Eight-year-old daughter Sarah was listening. I don’t like that. I mean, I don’t like that the government is going to take money from other people and give it to us, she said sadly.

Gosh, that’s clear thinking. But the tax system blurs clear thinking.

— Lee Wishing, Mises Institute (2005-04-05): 1040 Plunder

Blurs it enough, I guess, that Lee doesn’t come to any resolution by the end of the article, even with young Mary and Sarah’s prodding. However, I wrote my friend Dr. Anarchy for advice, and she pointed out that there is a simple solution to Lee’s problem. Lee’s worried because the federal government took money from other people against their will, and now they’re giving some of it to him. What to about the double burden of a guilty conscience and $646.00 he doesn’t deserve?

Simple. I’ll take it.

I am one of those unfortunate taxpayers out of whose pockets Lee’s $646 was taken. He can solve his problem by sending $646.00 to me, Charles Johnson. I’d be glad to send copies of the 1040s to prove my net liability to the Feds over the past few years: this year I’ll be coughing up $156 in taxes and fees. Last year I paid about $350 all told. My forms for 2002 are back in Auburn, but I am sure that I rendered at least $140 of tribute to the federal government. So by sending me, Charles Johnson, $646, Lee can not only solve his ethical dilemma and save face in front of his young daughters, and help out someone who (as you might guess from the low bills) would be glad to get the money back, he can also make his own contribution to rectifying the injustices of Leviathan.

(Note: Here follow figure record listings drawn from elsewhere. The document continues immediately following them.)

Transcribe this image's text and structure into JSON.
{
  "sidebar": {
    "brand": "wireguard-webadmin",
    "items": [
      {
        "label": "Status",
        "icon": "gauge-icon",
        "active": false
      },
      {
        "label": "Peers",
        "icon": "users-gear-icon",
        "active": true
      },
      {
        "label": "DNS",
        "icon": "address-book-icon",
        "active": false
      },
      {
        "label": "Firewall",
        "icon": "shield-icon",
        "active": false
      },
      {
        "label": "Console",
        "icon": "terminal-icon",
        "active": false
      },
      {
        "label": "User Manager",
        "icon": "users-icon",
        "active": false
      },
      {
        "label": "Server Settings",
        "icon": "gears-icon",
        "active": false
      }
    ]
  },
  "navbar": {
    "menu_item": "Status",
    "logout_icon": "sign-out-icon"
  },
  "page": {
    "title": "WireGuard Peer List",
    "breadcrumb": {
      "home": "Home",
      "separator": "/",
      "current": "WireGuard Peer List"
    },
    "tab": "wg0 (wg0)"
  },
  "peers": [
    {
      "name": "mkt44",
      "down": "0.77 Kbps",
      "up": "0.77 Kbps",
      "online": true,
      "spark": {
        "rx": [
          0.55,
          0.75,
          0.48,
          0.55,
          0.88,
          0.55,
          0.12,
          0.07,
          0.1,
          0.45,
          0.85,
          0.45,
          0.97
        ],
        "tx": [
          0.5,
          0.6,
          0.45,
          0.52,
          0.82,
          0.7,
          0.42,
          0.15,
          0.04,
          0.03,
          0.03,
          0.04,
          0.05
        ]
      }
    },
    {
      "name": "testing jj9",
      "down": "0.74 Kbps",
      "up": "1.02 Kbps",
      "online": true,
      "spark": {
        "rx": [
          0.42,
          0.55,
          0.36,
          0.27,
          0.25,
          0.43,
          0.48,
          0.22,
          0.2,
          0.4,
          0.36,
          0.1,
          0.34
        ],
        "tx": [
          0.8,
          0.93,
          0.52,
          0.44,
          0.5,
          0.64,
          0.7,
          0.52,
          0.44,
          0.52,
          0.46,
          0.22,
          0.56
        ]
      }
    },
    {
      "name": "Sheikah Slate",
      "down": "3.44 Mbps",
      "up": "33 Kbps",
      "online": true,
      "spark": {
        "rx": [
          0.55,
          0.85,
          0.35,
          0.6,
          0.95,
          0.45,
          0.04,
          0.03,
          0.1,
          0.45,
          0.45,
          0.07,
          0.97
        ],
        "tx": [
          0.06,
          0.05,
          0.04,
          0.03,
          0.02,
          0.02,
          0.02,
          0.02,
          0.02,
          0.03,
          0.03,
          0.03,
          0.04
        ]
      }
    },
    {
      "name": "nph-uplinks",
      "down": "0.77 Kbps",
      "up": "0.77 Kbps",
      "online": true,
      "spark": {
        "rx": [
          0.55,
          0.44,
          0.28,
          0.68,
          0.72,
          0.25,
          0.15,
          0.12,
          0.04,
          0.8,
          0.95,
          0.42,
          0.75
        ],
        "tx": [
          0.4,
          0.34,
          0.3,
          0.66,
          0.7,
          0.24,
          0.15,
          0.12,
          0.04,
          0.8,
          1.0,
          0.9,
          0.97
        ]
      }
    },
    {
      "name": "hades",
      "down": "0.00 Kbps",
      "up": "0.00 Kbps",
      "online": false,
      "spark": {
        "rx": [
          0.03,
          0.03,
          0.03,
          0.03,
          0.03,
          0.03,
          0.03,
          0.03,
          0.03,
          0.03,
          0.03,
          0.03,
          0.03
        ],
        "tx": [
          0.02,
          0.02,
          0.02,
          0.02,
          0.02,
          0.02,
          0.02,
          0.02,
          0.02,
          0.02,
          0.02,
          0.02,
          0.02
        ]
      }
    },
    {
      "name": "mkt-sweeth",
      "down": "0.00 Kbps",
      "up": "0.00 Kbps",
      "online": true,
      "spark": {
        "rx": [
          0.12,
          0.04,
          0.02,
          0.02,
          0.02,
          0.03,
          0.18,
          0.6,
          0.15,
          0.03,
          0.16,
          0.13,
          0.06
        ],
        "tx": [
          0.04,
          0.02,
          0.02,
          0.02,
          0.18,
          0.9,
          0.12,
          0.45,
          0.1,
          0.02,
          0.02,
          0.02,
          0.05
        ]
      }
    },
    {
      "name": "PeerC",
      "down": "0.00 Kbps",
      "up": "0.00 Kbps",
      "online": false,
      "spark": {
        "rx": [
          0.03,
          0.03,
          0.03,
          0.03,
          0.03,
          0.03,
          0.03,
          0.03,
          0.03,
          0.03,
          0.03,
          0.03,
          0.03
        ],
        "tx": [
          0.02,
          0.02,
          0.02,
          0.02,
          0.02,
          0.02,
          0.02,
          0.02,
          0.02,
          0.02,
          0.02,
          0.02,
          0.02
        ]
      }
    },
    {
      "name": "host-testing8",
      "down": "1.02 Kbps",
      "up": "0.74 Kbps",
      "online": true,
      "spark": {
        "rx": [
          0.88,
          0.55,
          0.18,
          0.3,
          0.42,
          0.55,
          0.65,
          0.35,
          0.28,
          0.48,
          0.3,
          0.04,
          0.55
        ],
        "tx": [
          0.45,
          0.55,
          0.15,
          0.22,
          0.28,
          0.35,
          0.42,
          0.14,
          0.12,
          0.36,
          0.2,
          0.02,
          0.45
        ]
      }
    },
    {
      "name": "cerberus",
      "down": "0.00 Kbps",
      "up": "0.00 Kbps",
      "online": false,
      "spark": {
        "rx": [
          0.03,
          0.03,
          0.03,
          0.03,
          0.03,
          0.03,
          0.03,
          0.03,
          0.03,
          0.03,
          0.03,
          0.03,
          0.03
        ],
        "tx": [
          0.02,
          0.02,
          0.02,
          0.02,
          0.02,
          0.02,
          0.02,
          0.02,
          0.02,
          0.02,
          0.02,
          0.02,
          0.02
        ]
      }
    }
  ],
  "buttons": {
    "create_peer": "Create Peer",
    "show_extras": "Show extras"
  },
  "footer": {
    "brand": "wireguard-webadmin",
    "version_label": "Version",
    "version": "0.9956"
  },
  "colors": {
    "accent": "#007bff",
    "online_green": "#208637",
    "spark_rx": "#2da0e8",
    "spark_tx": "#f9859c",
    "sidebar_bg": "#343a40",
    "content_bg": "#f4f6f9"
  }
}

You might say that any other taxpayer has just as good a claim to Lee’s $646 as I do. True, but Lee can’t afford to pay them all, and $646 is all the restitution he’s on the hook for–the rest of his tax refund is just getting his own money back. Why not try to distribute it evenly between all the net tax recipients? There’s hundreds of millions of them; trying to split $646 between all of them would mean that, effectively, no-one gets any of their expropriated money back on the margin. But by giving it all to me, Charles Johnson, Lee can ensure that two people are restored to a state of libertarian justice: he won’t have his expropriated gains anymore, and by giving the block of money to me I’ll be set back to where I was before I paid out taxes for the past 3 years. What’s so special about me specifically? Well, I could use the money, and it was my idea. The rest of you can find some other net tax recipient with a guilty conscience and homestead a claim to your money from their surplus.

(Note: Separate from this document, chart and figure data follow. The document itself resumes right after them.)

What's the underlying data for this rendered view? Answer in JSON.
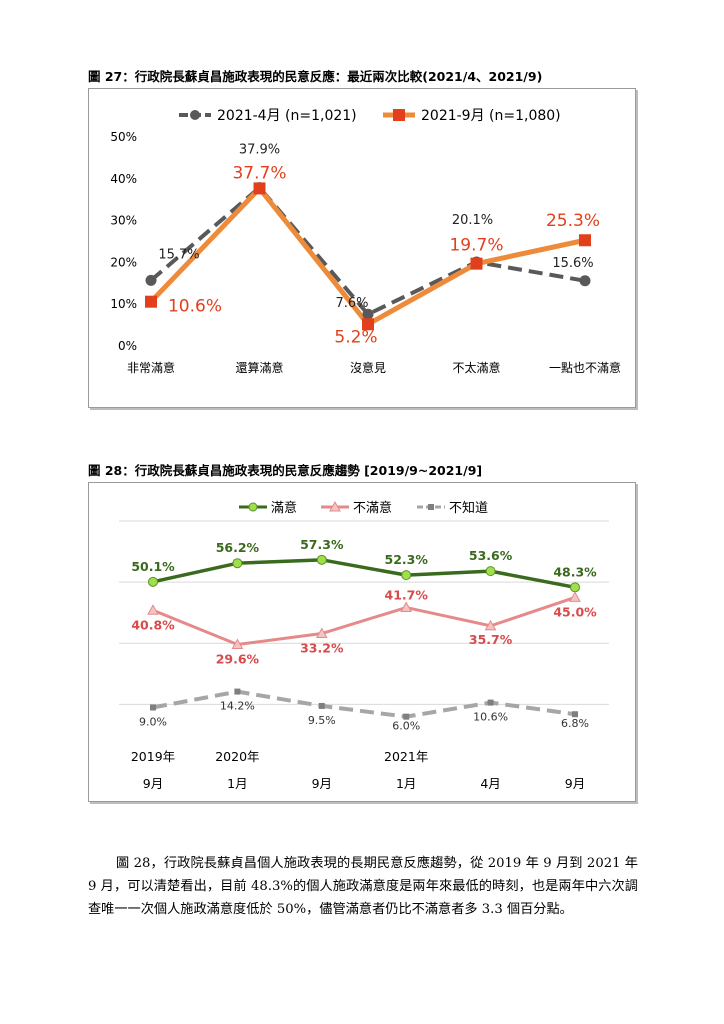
{
  "figure27": {
    "title": "圖 27：行政院長蘇貞昌施政表現的民意反應：最近兩次比較(2021/4、2021/9)"
  },
  "figure28": {
    "title": "圖 28：行政院長蘇貞昌施政表現的民意反應趨勢  [2019/9~2021/9]"
  },
  "paragraph": "圖 28，行政院長蘇貞昌個人施政表現的長期民意反應趨勢，從 2019 年 9 月到 2021 年 9 月，可以清楚看出，目前 48.3%的個人施政滿意度是兩年來最低的時刻，也是兩年中六次調查唯一一次個人施政滿意度低於 50%，儘管滿意者仍比不滿意者多 3.3 個百分點。",
  "chart_data": [
    {
      "type": "line",
      "categories": [
        "非常滿意",
        "還算滿意",
        "沒意見",
        "不太滿意",
        "一點也不滿意"
      ],
      "yticks": [
        "0%",
        "10%",
        "20%",
        "30%",
        "40%",
        "50%"
      ],
      "ylim": [
        0,
        50
      ],
      "legend_position": "top",
      "grid": false,
      "series": [
        {
          "name": "2021-4月  (n=1,021)",
          "values": [
            15.7,
            37.9,
            7.6,
            20.1,
            15.6
          ],
          "labels": [
            "15.7%",
            "37.9%",
            "7.6%",
            "20.1%",
            "15.6%"
          ],
          "color": "#595959",
          "style": "dashed",
          "marker": "circle"
        },
        {
          "name": "2021-9月  (n=1,080)",
          "values": [
            10.6,
            37.7,
            5.2,
            19.7,
            25.3
          ],
          "labels": [
            "10.6%",
            "37.7%",
            "5.2%",
            "19.7%",
            "25.3%"
          ],
          "color": "#ee8b3a",
          "marker_color": "#e2401c",
          "label_color": "#e2401c",
          "style": "solid",
          "marker": "square"
        }
      ]
    },
    {
      "type": "line",
      "categories": [
        "2019年 9月",
        "2020年 1月",
        "9月",
        "2021年 1月",
        "4月",
        "9月"
      ],
      "x_top": [
        "2019年",
        "2020年",
        "",
        "2021年",
        "",
        ""
      ],
      "x_bottom": [
        "9月",
        "1月",
        "9月",
        "1月",
        "4月",
        "9月"
      ],
      "ylim": [
        0,
        70
      ],
      "legend_position": "top",
      "grid": true,
      "series": [
        {
          "name": "滿意",
          "values": [
            50.1,
            56.2,
            57.3,
            52.3,
            53.6,
            48.3
          ],
          "labels": [
            "50.1%",
            "56.2%",
            "57.3%",
            "52.3%",
            "53.6%",
            "48.3%"
          ],
          "color": "#3a6a1e",
          "marker_color": "#9ee04a",
          "label_color": "#3a6a1e"
        },
        {
          "name": "不滿意",
          "values": [
            40.8,
            29.6,
            33.2,
            41.7,
            35.7,
            45.0
          ],
          "labels": [
            "40.8%",
            "29.6%",
            "33.2%",
            "41.7%",
            "35.7%",
            "45.0%"
          ],
          "color": "#e58a8a",
          "marker_color": "#f4c4c4",
          "label_color": "#d94a4a"
        },
        {
          "name": "不知道",
          "values": [
            9.0,
            14.2,
            9.5,
            6.0,
            10.6,
            6.8
          ],
          "labels": [
            "9.0%",
            "14.2%",
            "9.5%",
            "6.0%",
            "10.6%",
            "6.8%"
          ],
          "color": "#a6a6a6",
          "marker_color": "#7f7f7f",
          "label_color": "#333333",
          "style": "dashed"
        }
      ]
    }
  ]
}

What an opportunity for Lee: he’s just $646 away from libertarian justice. I’m glad to help him out. It won’t take any ballot boxes and it won’t take any political parties; all he needs to do is join a nonviolent direct action against State expropriation. I gladly accept credit cards, cash, or electronic funds transfers.

Happy Tax Day.

2 replies to Simple solutions to difficult dilemmas Use a feed to Follow replies to this article · TrackBack URI

  1. Laura J.

    Alas, dear Chucky, I doubt you’ll have much luck selling him on this idea.

  2. Martin Striz

    This illustrates some of the unfortunate social engineering that religious folks are attempting. I noticed on the tax form that you get about a 15% tax credit if you are filing jointly (in other words, if you are married), and credit for children. The government is bribing you to participate in a nuclear family. As for tax credits for children: if you can’t afford to raise kids, DON’T BREED. I can understand the argument that it’s not the kid’s fault, so she shouldn’t be punished. Fine, but then you should have to pay back every cent when the child turns 18. For the guy quoted above, that would be $1000 x 18 years x 4 kids = $72,000. Or, if he doesn’t need the money, he can just refuse the check now.